Militantisme ou femwashing ?
Cette multiplicité des symboles est la meilleure manière de plaire à plusieurs publics, du plus conservateur au plus branché. Car Simone est un prénom qui, selon Vincent Grégoire, parle à la fois “aux néophytes qui font des cupcakes dans leur cuisine façon Gwyneth Paltrow qu’aux féministes plus militantes comme les Femen. Et puis Simone véhicule aussi un certain dynamisme, une idée de mouvement, on pense par exemple à l’expression populaire ‘En voiture, Simone!’”- qui fait référence à la pilote Simone Louise des Forest, pilote automobile française et l’une des premières femmes à avoir obtenu son permis de conduire. Une expression que Soisic Belin a justement détournée pour titrer ses soirées et conférences féministes baptisées En scène Simone : “Simone, c’est Beauvoir, c’est Veil, ce sont des personnalités qui comptent dans l’avancée de la place des femmes. C’était un hommage et en même temps, on comprend tout de suite de quoi il s’agit. Et ‘En Scène’ parce que concrètement, c’est sur scène que ça se passe.”
Citer une Simone peut aussi être une subtile manière de fédérer une communauté autour de sa marque. Car pour saisir l’ironie faussement nostalgique que dissimule un Simone, encore faut-il en comprendre la référence. “Pour apprécier le second degré qui se cache souvent derrière ces clins d’œil aux Simone, il faut connaître les textes, les combats, les parcours de ces femmes, affirme Vincent Grégoire. Capter la référence, c’est faire partie d’un club branché et cultivé. Et féministe”.

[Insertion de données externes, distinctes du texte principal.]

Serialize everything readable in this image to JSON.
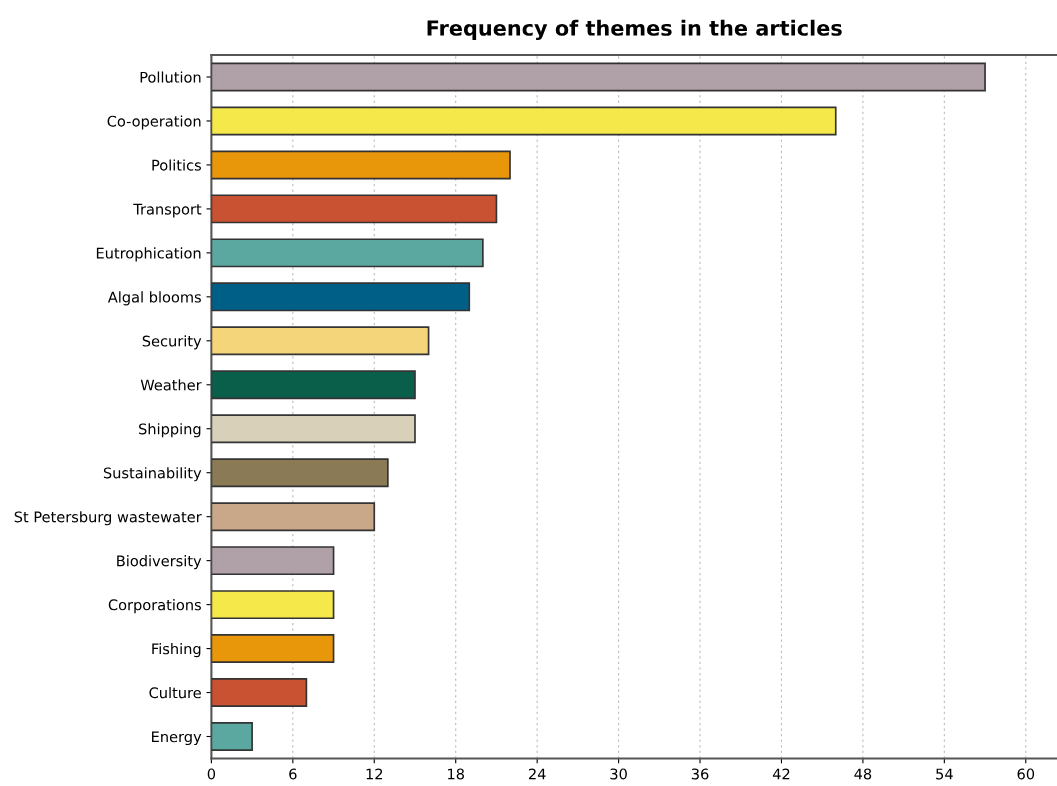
{
  "chart_data": {
    "type": "bar",
    "orientation": "horizontal",
    "title": "Frequency of themes in the articles",
    "categories": [
      "Pollution",
      "Co-operation",
      "Politics",
      "Transport",
      "Eutrophication",
      "Algal blooms",
      "Security",
      "Weather",
      "Shipping",
      "Sustainability",
      "St Petersburg wastewater",
      "Biodiversity",
      "Corporations",
      "Fishing",
      "Culture",
      "Energy"
    ],
    "values": [
      57,
      46,
      22,
      21,
      20,
      19,
      16,
      15,
      15,
      13,
      12,
      9,
      9,
      9,
      7,
      3
    ],
    "colors": [
      "#b0a0a8",
      "#f5e84a",
      "#e8960a",
      "#c85232",
      "#5ba8a0",
      "#005f87",
      "#f5d57a",
      "#0a5f4b",
      "#d8d0b8",
      "#8a7a55",
      "#c8a888",
      "#b0a0a8",
      "#f5e84a",
      "#e8960a",
      "#c85232",
      "#5ba8a0"
    ],
    "xlim": [
      0,
      62.3
    ],
    "xticks": [
      0,
      6,
      12,
      18,
      24,
      30,
      36,
      42,
      48,
      54,
      60
    ],
    "grid": "x"
  }
}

Un club féministe qui semble attirer de plus en plus de monde depuis l’affaire Weinstein et son retentissement médiatique. “Il y a une grosse tendance de fond sur le girl power chez les marques, le féminisme fait vendre, confirme le chasseur de tendances. Mais le public n’est pas dupe, si ce féminisme n’est qu’une opportunité commerciale sans réel engagement ou conviction, l’effet tombe à plat.” Aucun risque donc pour les Simone précédemment citées d’être taxées de femwashing : testées et approuvées par Cheek, elles font honneur à nos illustres aînées. Pour cela, on leur dit, entre autres, en scène, et merci.